À l’endroit des seconds, c’est l’inverse ; pour les effigies vaines de sa
théorie, pour les fantômes de sa cervelle raisonnante, le Jacobin est plein de
respect, et toujours il s’inclinera devant la réponse qu’il leur prête ; à ses
yeux, ils sont plus réels que les hommes vivants, et leur suffrage est le seul
dont il tienne compte. Aussi bien, à mettre les choses au pis, il n’a contre
lui que les répugnances momentanées d’une génération aveugle. En revanche, il a
pour lui l’approbation de l’humanité prise en soi, de la postérité régénérée
par ses actes, des hommes redevenus, grâce à lui, ce que jamais ils n’auraient
dû cesser d’être. – C’est pourquoi, bien
loin de se considérer comme un usurpateur et un tyran, il s’envisagera comme un
libérateur, comme le mandataire naturel du véritable peuple, comme l’exécuteur
autorisé de la volonté générale ; il
marchera avec sécurité dans le cortège que lui fait ce peuple imaginaire ; les
millions de volontés métaphysiques qu’il a fabriquées à l’image de la sienne le
soutiendront de leur assentiment unanime, et il projettera dans le dehors,
comme un chœur d’acclamations triomphales, l’écho intérieur de sa propre voix.
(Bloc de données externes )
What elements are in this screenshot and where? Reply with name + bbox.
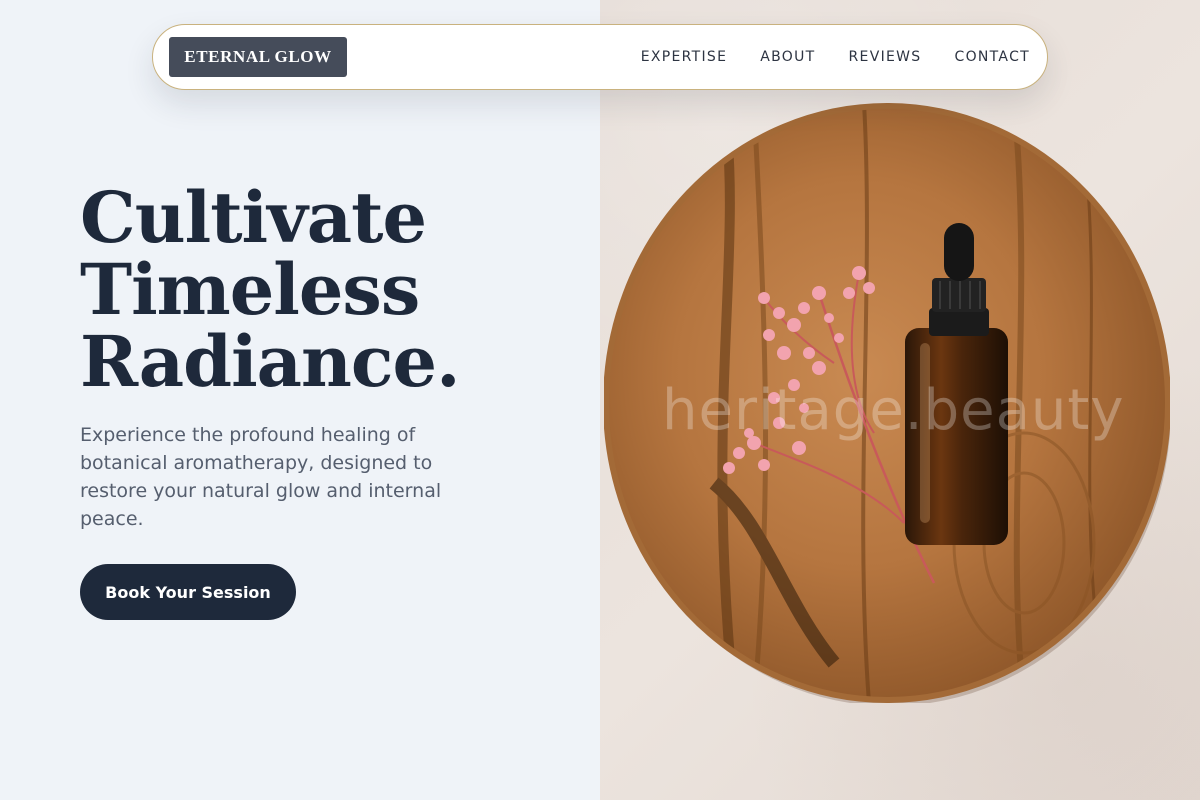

La secte au pouvoir : l’État,
maître de toutes les fortunes, mais aussi de tous les corps et de toutes les
âmes.
Lorsqu’une doctrine séduit les
hommes, c’est moins par le sophisme qu’elle leur présente que par les promesses
qu’elle leur fait ; elle a plus de prise sur leur sensibilité que sur leur
intelligence ; car, si le cœur est parfois
la dupe de l’esprit, l’esprit bien plus souvent est la dupe du cœur. Un
système ne nous agrée point parce que nous le jugeons vrai, mais nous le
jugeons vrai parce qu’il nous agrée, et le fanatisme politique ou religieux,
quel que soit le canal théologique ou philosophique dans lequel il coule, a
toujours pour source principale un besoin avide, une passion secrète, une
accumulation de désirs profonds et puissants auxquels la théorie ouvre un
débouché…
Ne cherchez pas dans le programme
de la secte les prérogatives
limitées qu’un homme fier revendique au nom du juste respect qu’il se doit à
lui-même, c’est-à-dire les droits civils complets avec le cortège des
libertés politiques qui leur servent de sentinelles et de gardiennes, la sûreté
des biens et de la vie, la fixité de la loi, l’indépendance des tribunaux,
l’égalité des citoyens devant la justice et sous l’impôt, l’abolition des
privilèges et de l’arbitraire, l’élection des députés et la disposition de la
bourse publique, bref les précieuses garanties qui font de chaque citoyen un
souverain inviolable dans son domaine restreint, qui défendent sa personne et
sa propriété contre toute oppression ou exaction publique ou privée, qui le
maintiennent tranquille et debout en face de ses concurrents et de ses
adversaires, debout et respectueux en face de ses magistrats et de l’État
lui-même. Des Malouet, des Mounier, des
Mallet du Pan, des partisans de la constitution anglaise et de la monarchie
parlementaire peuvent se contenter d’un si mince cadeau : mais la théorie en
fait bon marché, et au besoin marchera dessus comme sur une poussière vile. Ce
n’est pas l’indépendance et la sécurité de la vie privée qu’elle promet, ce n’est
pas le droit de voter tous les deux ans, une simple influence, un contrôle
indirect, borné, intermittent de la chose publique ; c’est la domination politique, à savoir la propriété pleine et entière
de la France et des Français. – Nul doute sur ce point : selon les propres
termes de Rousseau, le Contrat social
exige « l’aliénation totale de chaque associé avec tous ses droits à la
communauté, chacun se donnant tout entier, tel qu’il se trouve
actuellement, lui et toutes ses forces, dont les biens qu’il possède font
partie », tellement que l’État, maître
reconnu, non seulement de toutes les fortunes, mais aussi de tous les corps et
de toutes les âmes, peut légitimement imposer de force à ses membres
l’éducation, le culte, la foi, les opinions, les sympathies qui lui conviennent.